C.M : Refn a fait référence au film THE DAY THE EARTH STOOD STILL (1954, musique de Bernard Herrmann). Il voulait une musique de science-fiction. Je pensais que ce n'était pas possible pour moi de faire exactement la même chose que Herrmann. Donc j'espère avoir échoué dans cette imitation d'une manière intéressante. Contrairement à DRIVE, il m'a appelé cette fois-ci à l'étape du scénario. Pour DRIVE je pense qu'au départ Nicolas ne voulait pas de musique originale mais uniquement des chansons pré-existantes. Puis on est devenu amis, et il a su qu'il me voulait pour son prochain film.
Qu'est-ce qui vous a inspiré pour la musique de ONLY GOD FORGIVES ? Le scénario ou les images ?
C.M : Regarder les images du film m'a beaucoup inspiré mais c'est aussi discuter avec le réalisateur. Nicolas a beaucoup d'idées, et j'en ai quelques-unes moi-même. Mon idée était d'essayer de combiner la musique des années 50 de Bernard Herrmann et les chansons Thaïlandaises. Avec un peu de Kraftwerk, de Philip Glass, et de Wagner aussi.
Dans le disque de ONLY GOD FORGIVES, disponible, on peut lire dans le tracklist le nom de Grégory Tripi, qui est cette personne ?
C.M : Grégory Tripi (ainsi que Mac Quayle) sont deux personnes qui vivent en Californie près de là où j'habite.
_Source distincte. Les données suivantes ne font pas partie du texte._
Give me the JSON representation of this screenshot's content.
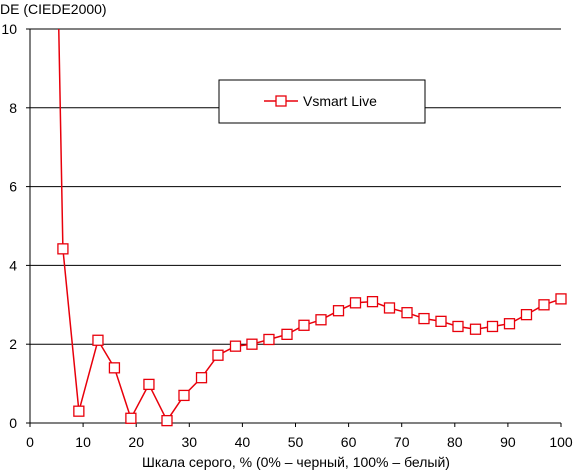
{
  "chart_data": {
    "type": "line",
    "ylabel": "DE (CIEDE2000)",
    "xlabel": "Шкала серого, % (0% – черный, 100% – белый)",
    "xlim": [
      0,
      100
    ],
    "ylim": [
      0,
      10
    ],
    "xticks": [
      "0",
      "10",
      "20",
      "30",
      "40",
      "50",
      "60",
      "70",
      "80",
      "90",
      "100"
    ],
    "yticks": [
      "0",
      "2",
      "4",
      "6",
      "8",
      "10"
    ],
    "grid": "horizontal",
    "legend_position": "top-center",
    "series": [
      {
        "name": "Vsmart Live",
        "color": "#e8000b",
        "marker": "square",
        "x": [
          5.4,
          6.2,
          9.2,
          12.8,
          15.9,
          19.0,
          22.4,
          25.8,
          29.0,
          32.3,
          35.4,
          38.7,
          41.8,
          45.0,
          48.4,
          51.6,
          54.8,
          58.1,
          61.3,
          64.5,
          67.7,
          71.0,
          74.2,
          77.4,
          80.6,
          83.9,
          87.1,
          90.3,
          93.5,
          96.8,
          100.0
        ],
        "y": [
          10.1,
          4.42,
          0.3,
          2.1,
          1.4,
          0.12,
          0.98,
          0.06,
          0.7,
          1.15,
          1.72,
          1.95,
          2.0,
          2.12,
          2.25,
          2.48,
          2.62,
          2.85,
          3.05,
          3.08,
          2.92,
          2.8,
          2.65,
          2.58,
          2.45,
          2.38,
          2.45,
          2.52,
          2.75,
          3.0,
          3.15
        ]
      }
    ]
  }
}
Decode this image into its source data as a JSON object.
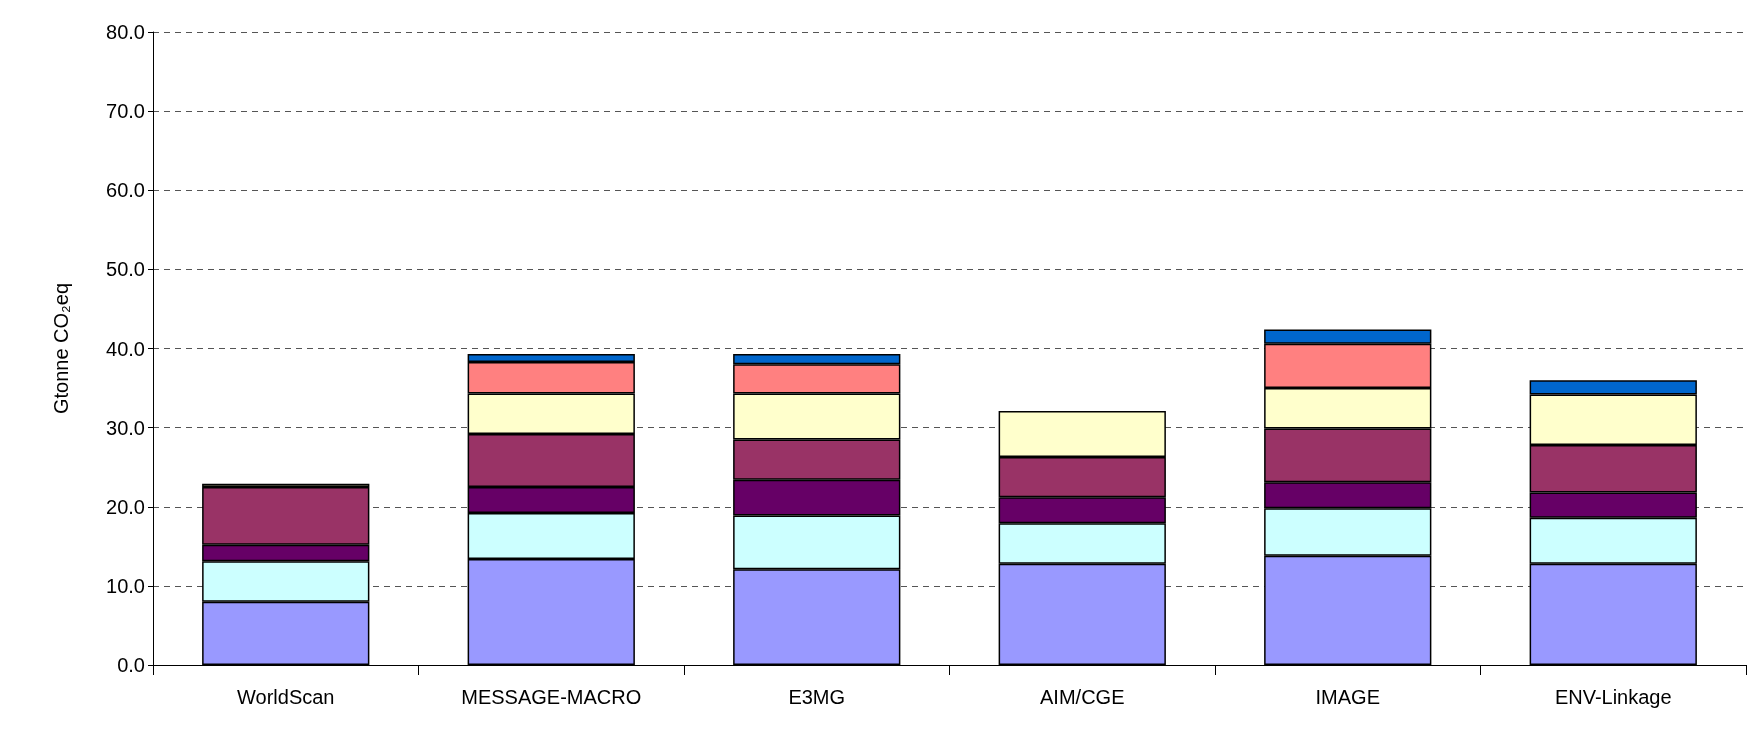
{
  "chart_data": {
    "type": "bar",
    "stacked": true,
    "ylabel": "Gtonne CO₂eq",
    "categories": [
      "WorldScan",
      "MESSAGE-MACRO",
      "E3MG",
      "AIM/CGE",
      "IMAGE",
      "ENV-Linkage"
    ],
    "series": [
      {
        "color": "#9999ff",
        "values": [
          8.0,
          13.4,
          12.1,
          12.8,
          13.8,
          12.8
        ]
      },
      {
        "color": "#ccffff",
        "values": [
          5.1,
          5.8,
          6.8,
          5.1,
          6.0,
          5.8
        ]
      },
      {
        "color": "#660066",
        "values": [
          2.1,
          3.3,
          4.5,
          3.3,
          3.3,
          3.2
        ]
      },
      {
        "color": "#993366",
        "values": [
          7.3,
          6.7,
          5.1,
          5.1,
          6.8,
          6.0
        ]
      },
      {
        "color": "#ffffcc",
        "values": [
          0.4,
          5.1,
          5.8,
          5.8,
          5.1,
          6.4
        ]
      },
      {
        "color": "#ff8080",
        "values": [
          null,
          4.0,
          3.7,
          null,
          5.6,
          null
        ]
      },
      {
        "color": "#0066cc",
        "values": [
          null,
          1.0,
          1.3,
          null,
          1.8,
          1.8
        ]
      }
    ],
    "ylim": [
      0,
      80
    ],
    "yticks": [
      {
        "value": 0,
        "label": "0.0"
      },
      {
        "value": 10,
        "label": "10.0"
      },
      {
        "value": 20,
        "label": "20.0"
      },
      {
        "value": 30,
        "label": "30.0"
      },
      {
        "value": 40,
        "label": "40.0"
      },
      {
        "value": 50,
        "label": "50.0"
      },
      {
        "value": 60,
        "label": "60.0"
      },
      {
        "value": 70,
        "label": "70.0"
      },
      {
        "value": 80,
        "label": "80.0"
      }
    ],
    "grid": "y"
  }
}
Ce sont des musiciens avec qui j'ai collaboré sur mes douze derniers films et avec lesquels j'écris mes musiques.
C'est un moyen, après avoir quitté les Red Hot Chili Peppers, de retrouver un groupe ?
C.M : Oui, je suis parti des Red Hot Chili Peppers parce que je ne supportais plus de travailler avec certaines personnes. Après 25 ans de solitude, j'ai décidé de re-travailler avec des humains, et cela apporte beaucoup à ma musique.